Leonidas, touched with compassion, withdrew awhile to advise with his friends; then returning, bade Cleombrotus leave the sanctuary and go into banishment; Chilonis, he said, ought to stay with him, it not being just she should forsake a father whose affection had granted to her intercession the life of her husband. 2But all he could say would not prevail. She rose up immediately, and taking one of her children in her arms, gave the other to her husband; and making her reverence to the altar of the goddess,[1] went out and followed him. So that, in a word, if Cleombrotus were not utterly blinded by ambition, he must surely choose to be banished with so excellent a woman rather than without her to possess a kingdom.

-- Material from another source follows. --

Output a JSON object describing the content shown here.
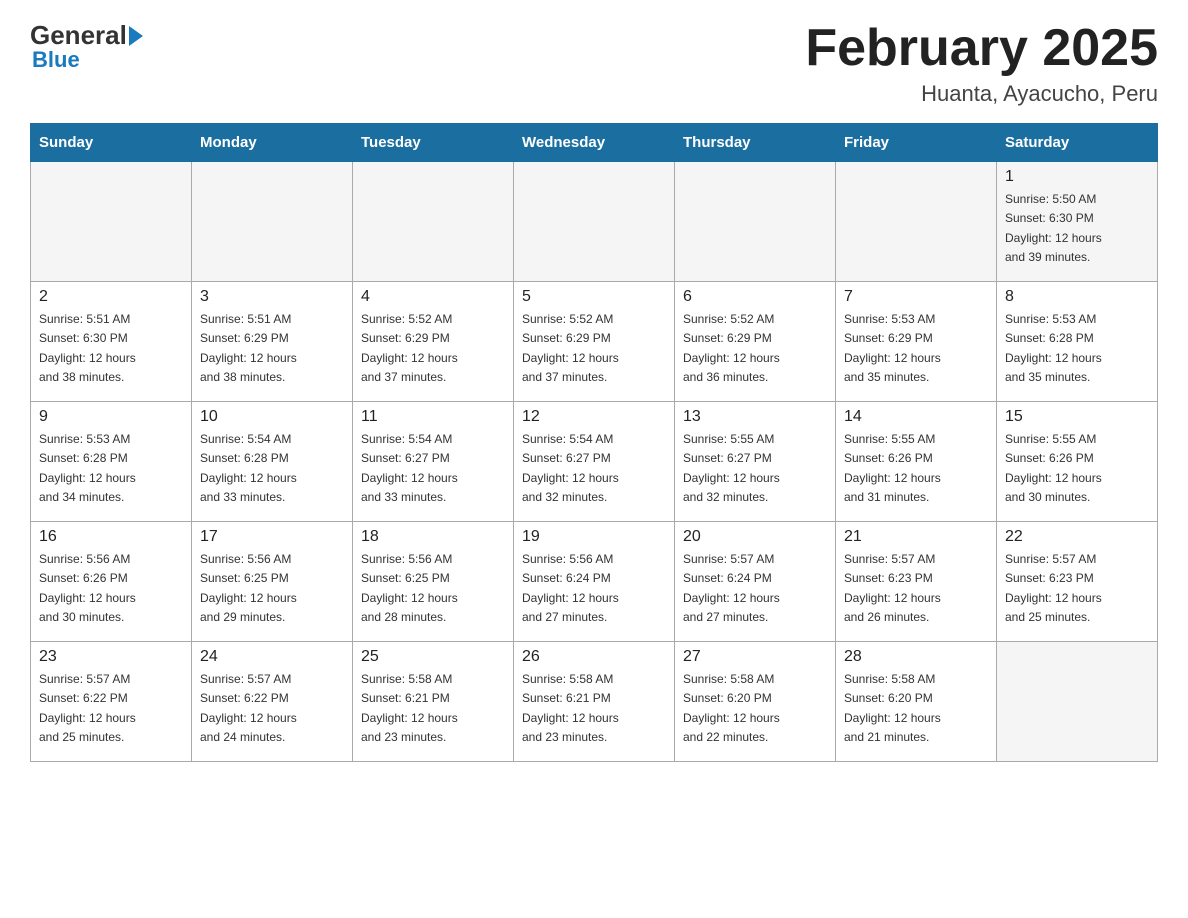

Cleombrotus thus removed, Leonidas proceeded also to displace the ephors, and to choose others in their room; then he began to consider how he might entrap Agis. 3At first, he endeavored by fair means to persuade him to leave the sanctuary, and partake with him in the kingdom. The people, he said, would easily pardon the errors of a young man, ambitious of glory, and deceived by the craft of Agesilaus. But finding Agis was suspicious, and not to be prevailed with to quit his sanctuary, he gave up that design; yet what could not then be effected by the dissimulation of an enemy, was soon after brought to pass by the treachery of friends. Amphares, Damochares, and Arcesilaus often visited Agis, and he was so confident of their fidelity that after

  1. It should be "the god." The sanctuary was stated above to be that of Neptune, very likely the famous temple at Taenarus. It may be Plutarch's own forgetfulness.